The aquatics centre should have been ready by April, but builders ran into difficulties with the design and fabrication of the roofing steel, “which proved more complex and protracted than envisaged”, according to the NAO, and “affected the rest of the project”.

Nevertheless, confidence is still high for the first Olympics to be held in London since the austere postwar games of 1948. Eighty per cent of the work is now done, and five of the 24 projects necessary to host the games are complete, many with the help of Irish construction companies.

Security, predictably, is running over budget, at about £757 million (€885 million) in the latest estimates, partly because the costs were not accounted for separately in earlier versions of the budget put forward by Coe’s team.

Speaking this week Coe said he was confident that the 8.8 million tickets that will go on sale from March 15th will sell out, even though the Beijing Olympics failed its less glamorous events three years ago. Events will be priced according to demand: a highlight such as the 100m men’s final will cost £495 (€580) for the best seats in the stadium (other than the premier places that will be kept for sponsors of the games).

Three-quarters of Olympic tickets will be released next week. Nine out of ten will be priced at £100 (€117) or less, two-thirds will be on offer for £50 or less, and 2.5 million tickets – many, it must be said, for minor sports found only on the outer fringes of satellite-TV land – can be bought for just £20 or less.

Public interest, even in these difficult times, does exist. Nearly 250,000 people have signed up to fill the 70,000 volunteer jobs on offer, with interviews due to take place all over the UK in May.

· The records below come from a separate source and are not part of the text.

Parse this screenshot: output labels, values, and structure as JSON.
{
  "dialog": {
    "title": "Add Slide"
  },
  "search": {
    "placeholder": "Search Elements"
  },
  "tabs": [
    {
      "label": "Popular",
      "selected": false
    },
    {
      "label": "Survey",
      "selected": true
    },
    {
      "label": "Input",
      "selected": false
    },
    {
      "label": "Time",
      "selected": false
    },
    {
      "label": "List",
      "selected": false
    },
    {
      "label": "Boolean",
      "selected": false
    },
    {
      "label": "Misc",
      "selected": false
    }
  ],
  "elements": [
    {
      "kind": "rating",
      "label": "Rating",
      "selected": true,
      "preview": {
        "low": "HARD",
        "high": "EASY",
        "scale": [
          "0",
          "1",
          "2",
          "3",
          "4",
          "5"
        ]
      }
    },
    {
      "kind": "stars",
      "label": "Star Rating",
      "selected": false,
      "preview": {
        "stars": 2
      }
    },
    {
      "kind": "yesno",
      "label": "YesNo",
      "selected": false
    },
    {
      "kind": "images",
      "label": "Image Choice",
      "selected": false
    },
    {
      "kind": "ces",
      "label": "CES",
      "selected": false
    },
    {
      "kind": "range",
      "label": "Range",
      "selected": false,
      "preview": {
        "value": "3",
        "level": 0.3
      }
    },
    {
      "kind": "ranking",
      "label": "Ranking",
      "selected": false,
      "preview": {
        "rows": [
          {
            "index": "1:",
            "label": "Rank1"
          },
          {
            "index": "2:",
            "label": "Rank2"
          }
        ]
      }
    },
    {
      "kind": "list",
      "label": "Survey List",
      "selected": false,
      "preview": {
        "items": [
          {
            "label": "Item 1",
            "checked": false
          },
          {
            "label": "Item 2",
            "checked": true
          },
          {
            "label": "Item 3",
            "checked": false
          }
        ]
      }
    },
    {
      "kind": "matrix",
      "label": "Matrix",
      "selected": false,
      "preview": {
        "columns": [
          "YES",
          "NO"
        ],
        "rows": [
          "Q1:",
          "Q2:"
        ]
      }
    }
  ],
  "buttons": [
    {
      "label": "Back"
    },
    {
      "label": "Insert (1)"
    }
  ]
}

Not everything, however, is sweetness and light. The British Olympic Association (BOA) now believes it was short-changed in a deal it did with London 2012 to sell its marketing rights for a guaranteed £30 million (€35 million) spread over seven years. The London 2012 organisation, which is set to raise nearly £700 million (€820 million) in sponsorship from multinationals, believes the deal, which also offered the BOA a 20 per cent share of any surplus, is fair, but it disagrees over whether the cost of the loss-making Paralympic Games should be deducted first.

Meanwhile, Iran is spoiling for a fight over the much-disliked London 2012 logo, which shows four shapes arranged around each other in varying colours. Tehran argues that the shapes can spell out “Zion” and, demanding changes, claims that the logo is “a very vicious act and against the Olympics’ moral slogans”.

David Cameron, the prime minister, told the Jewish News, “It’s completely paranoid. If the Iranians don’t want to come, don’t come: we won’t miss you.”

Tony Blair once described the 2012 logo as “brilliant, or awful”, with the distinct implication that he thought it was the latter. Produced four years ago at a cost of £400,000, the logo met with little public enthusiasm. Some critics compared it to a swastika “or a collection of beer mats”, though calls for a redesign petered out quickly.

While the BOA fights for more money other national Olympic councils are making plans for their athletes’ last-minute preparations. The Irish will be heading to St Mary’s University College in Twickenham, an institution with long-established ties to Ireland. The Chinese, who topped the gold-medal leader board in 2008, with 51, will be based in Leeds as they seek to get used to the British weather.

Join the queue . . .

Olympic tickets will go on sale from this coming Tuesday. You’ll have a chance to buy them until midnight on April 26th. Olympic organisers warn that “tickets will not be allocated on a first-come, first-served basis”, so there is no advantage in being first in line.

Potential buyers – all EU citizens are eligible, among others – should choose a price category rather than a particular seat in a venue, though it is recommended that they should give a price range that they are willing to pay, which will “increase your chances of being allocated tickets”.

Olympic organisers repeatedly warn against bogus sites, directing people to tickets.london2012.com. Touts will face fines of between £5,000 and £20,000 if they are caught selling Olympic tickets.

Tickets for the Paralympic Games will be sold in the same way from September.